Gendered Economic and Symbolic Values in Contemporary British Painting

This thesis provides a contribution to knowledge by exploring whether paintings made by contemporary British women artists are perceived as ‘feminine’, and whether they are subsequently (de)valued economically and symbolically.  Symbolic, cultural and social capitals may be gendered and valued or devalued accordingly by institutional stakeholders such as museums, thus converting back into economic capital and maintaining gender inequality through substantial pay gaps for artists.  The study found that there are now fewer differences in the painterly qualities of work by women and men, and discovered the emergence of a new meta-theory of ‘androgynous aesthetics’ within contemporary British painting.  As this new meta-theory suggests that there are no aesthetic reasons for women’s painting to be valued lower than that of men, the persistent presence of archaic values in socially controlled stereotypical behaviour is suggested to have significantly contributed to discrimination against women painters.

The study introduces a new methodology to the field: paintings were analysed from London auction data and UK arts prizes within the timescales 1992-94 and 2012-14. A database of over 40,000 data points and 1,031 contemporary British paintings was created in order to allow complex statistical manipulation of values, pictorial qualities and artist biographical details. Interviews were also carried out with 14 British female and male painters who have received symbolic recognition, or whose work has appeared at London auctions.

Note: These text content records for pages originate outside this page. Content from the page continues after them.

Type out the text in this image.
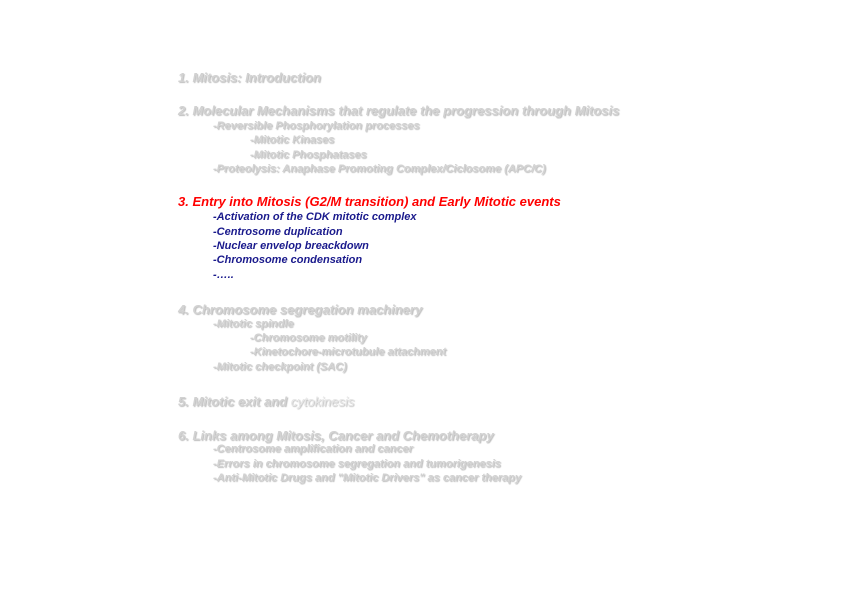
1. Mitosis: Introduction
2. Molecular Mechanisms that regulate the progression through Mitosis
-Reversible Phosphorylation processes
-Mitotic Kinases
-Mitotic Phosphatases
-Proteolysis: Anaphase Promoting Complex/Ciclosome (APC/C)
3. Entry into Mitosis (G2/M transition) and Early Mitotic events
-Activation of the CDK mitotic complex
-Centrosome duplication
-Nuclear envelop breackdown
-Chromosome condensation
-…..
4. Chromosome segregation machinery
-Mitotic spindle
-Chromosome motility
-Kinetochore-microtubule attachment
-Mitotic checkpoint (SAC)
5. Mitotic exit and cytokinesis
6. Links among Mitosis, Cancer and Chemotherapy
-Centrosome amplification and cancer
-Errors in chromosome segregation and tumorigenesis
-Anti-Mitotic Drugs and "Mitotic Drivers" as cancer therapy
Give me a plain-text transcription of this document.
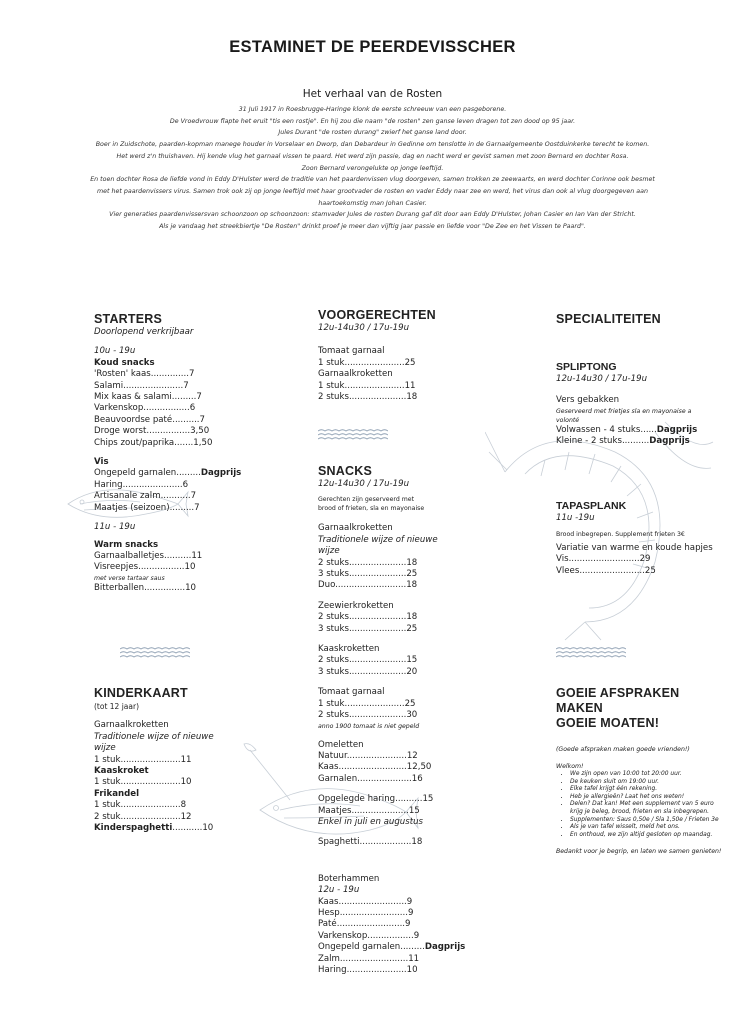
ESTAMINET DE PEERDEVISSCHER
Het verhaal van de Rosten
31 Juli 1917 in Roesbrugge-Haringe klonk de eerste schreeuw van een pasgeborene.
De Vroedvrouw flapte het eruit "tis een rostje". En hij zou die naam "de rosten" zen ganse leven dragen tot zen dood op 95 jaar.
Jules Durant "de rosten durang" zwierf het ganse land door.
Boer in Zuidschote, paarden-kopman manege houder in Vorselaar en Dworp, dan Debardeur in Gedinne om tenslotte in de Garnaalgemeente Oostduinkerke terecht te komen.
Het werd z'n thuishaven. Hij kende vlug het garnaal vissen te paard. Het werd zijn passie, dag en nacht werd er gevist samen met zoon Bernard en dochter Rosa.
Zoon Bernard verongelukte op jonge leeftijd.
En toen dochter Rosa de liefde vond in Eddy D'Hulster werd de traditie van het paardenvissen vlug doorgeven, samen trokken ze zeewaarts, en werd dochter Corinne ook besmet
met het paardenvissers virus. Samen trok ook zij op jonge leeftijd met haar grootvader de rosten en vader Eddy naar zee en werd, het virus dan ook al vlug doorgegeven aan
haartoekomstig man Johan Casier.
Vier generaties paardenvissersvan schoonzoon op schoonzoon: stamvader Jules de rosten Durang gaf dit door aan Eddy D'Hulster, Johan Casier en Ian Van der Stricht.
Als je vandaag het streekbiertje "De Rosten" drinkt proef je meer dan vijftig jaar passie en liefde voor "De Zee en het Vissen te Paard".
STARTERS
Doorlopend verkrijbaar
10u - 19u
Koud snacks
'Rosten' kaas..............7
Salami......................7
Mix kaas & salami.........7
Varkenskop.................6
Beauvoordse paté..........7
Droge worst................3,50
Chips zout/paprika.......1,50
Vis
Ongepeld garnalen.........Dagprijs
Haring......................6
Artisanale zalm...........7
Maatjes (seizoen).........7
11u - 19u
Warm snacks
Garnaalballetjes..........11
Visreepjes.................10
met verse tartaar saus
Bitterballen...............10
KINDERKAART
(tot 12 jaar)
Garnaalkroketten
Traditionele wijze of nieuwe wijze
1 stuk......................11
Kaaskroket
1 stuk......................10
Frikandel
1 stuk......................8
2 stuk......................12
Kinderspaghetti...........10
VOORGERECHTEN
12u-14u30 / 17u-19u
Tomaat garnaal
1 stuk......................25
Garnaalkroketten
1 stuk......................11
2 stuks.....................18
SNACKS
12u-14u30 / 17u-19u
Gerechten zijn geserveerd met
brood of frieten, sla en mayonaise
Garnaalkroketten
Traditionele wijze of nieuwe wijze
2 stuks.....................18
3 stuks.....................25
Duo..........................18
Zeewierkroketten
2 stuks.....................18
3 stuks.....................25
Kaaskroketten
2 stuks.....................15
3 stuks.....................20
Tomaat garnaal
1 stuk......................25
2 stuks.....................30
anno 1900 tomaat is niet gepeld
Omeletten
Natuur......................12
Kaas.........................12,50
Garnalen....................16
Opgelegde haring..........15
Maatjes.....................15
Enkel in juli en augustus
Spaghetti...................18
Boterhammen
12u - 19u
Kaas.........................9
Hesp.........................9
Paté.........................9
Varkenskop.................9
Ongepeld garnalen.........Dagprijs
Zalm.........................11
Haring......................10
SPECIALITEITEN
SPLIPTONG
12u-14u30 / 17u-19u
Vers gebakken
Geserveerd met frietjes sla en mayonaise a volonté
Volwassen - 4 stuks......Dagprijs
Kleine - 2 stuks..........Dagprijs
TAPASPLANK
11u -19u
Brood inbegrepen. Supplement frieten 3€
Variatie van warme en koude hapjes
Vis..........................29
Vlees........................25
GOEIE AFSPRAKEN
MAKEN
GOEIE MOATEN!
(Goede afspraken maken goede vrienden!)
Welkom!
• We zijn open van 10:00 tot 20:00 uur.
• De keuken sluit om 19:00 uur.
• Elke tafel krijgt één rekening.
• Heb je allergieën? Laat het ons weten!
• Delen? Dat kan! Met een supplement van 5 euro krijg je beleg, brood, frieten en sla inbegrepen.
• Supplementen: Saus 0,50e / Sla 1,50e / Frieten 3e
• Als je van tafel wisselt, meld het ons.
• En onthoud, we zijn altijd gesloten op maandag.
Bedankt voor je begrip, en laten we samen genieten!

Building on work by key theorists such as Linda Nochlin, Griselda Pollock and Olav Velthuis, therefore revealing the factors which are perceived to impact upon the gendered values in contemporary painting, this study fills a gap in knowledge and highlights a significant flaw in previous studies where gender has been assumed to be a neutral category. The thesis therefore provides a discursive platform on which to work towards equilibrium in the value systems of our art world, and to suggest institutional strategies for improving gender equality in the UK.